Fort, who joined Unicorn Riot about two years ago, said that when she worked as a reporter/anchor for commercial television stations in Georgia and Duluth, she saw police subjected to less scrutiny than community sources. In one story Fort reported, she said that the criminal history of a man shot by police made the five o'clock news while complaints filed against the officer were omitted.

This reflects what Danielle Kilgo, an assistant professor in the University of Minnesota's journalism school, has found in her research on protest coverage, that mainstream media has not been neutral, especially when it comes to anti-racism issues. Mainstream coverage tends to pay more attention to sensational aspects of protests vs. the substance, she said, focusing on the spectacle or disruption protesters are causing instead of the change they seek.

Kilgo notes how Unicorn Riot's coverage doesn't prioritize "official" sources and considers the citizens most immersed in a situation as those closest to its truth. "Because it is raw and unfiltered, it does have a different feel and a different vibe than perhaps mainstream journalists would be willing to produce," she said.

That's why you might see a Unicorn Riot reporter give a hug or high-five to a source after an interview — something many mainstream news organizations would not construe as impartial. But Kilgo suggests that ethical boundary doesn't account for different social norms, that a reporter high-fiving a protester can simply be a polite sign of respect, street culture's equivalent to saying to a government official, "Thanks for your time."

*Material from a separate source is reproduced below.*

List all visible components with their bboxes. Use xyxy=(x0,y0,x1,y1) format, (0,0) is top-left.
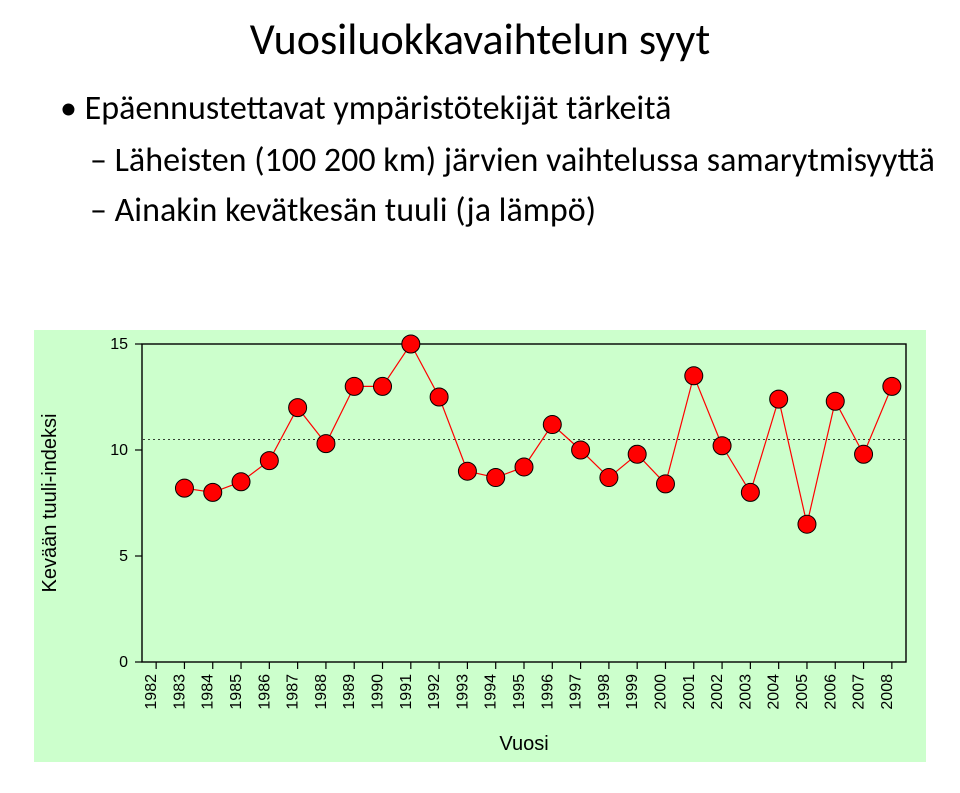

While neither alternative nor mainstream press is perfect, Kilgo said, they should be seen as complementary. "We need both to be able to get to the heart of this representation," she said.

Regardless of how, exactly, Unicorn Riot is defined, there's a growing appetite for its work — an appreciation of which is occasionally caught on camera.

"Niko, we love you," a man shouted into a megaphone during Minneapolis' late-August unrest. "Thank you for being here."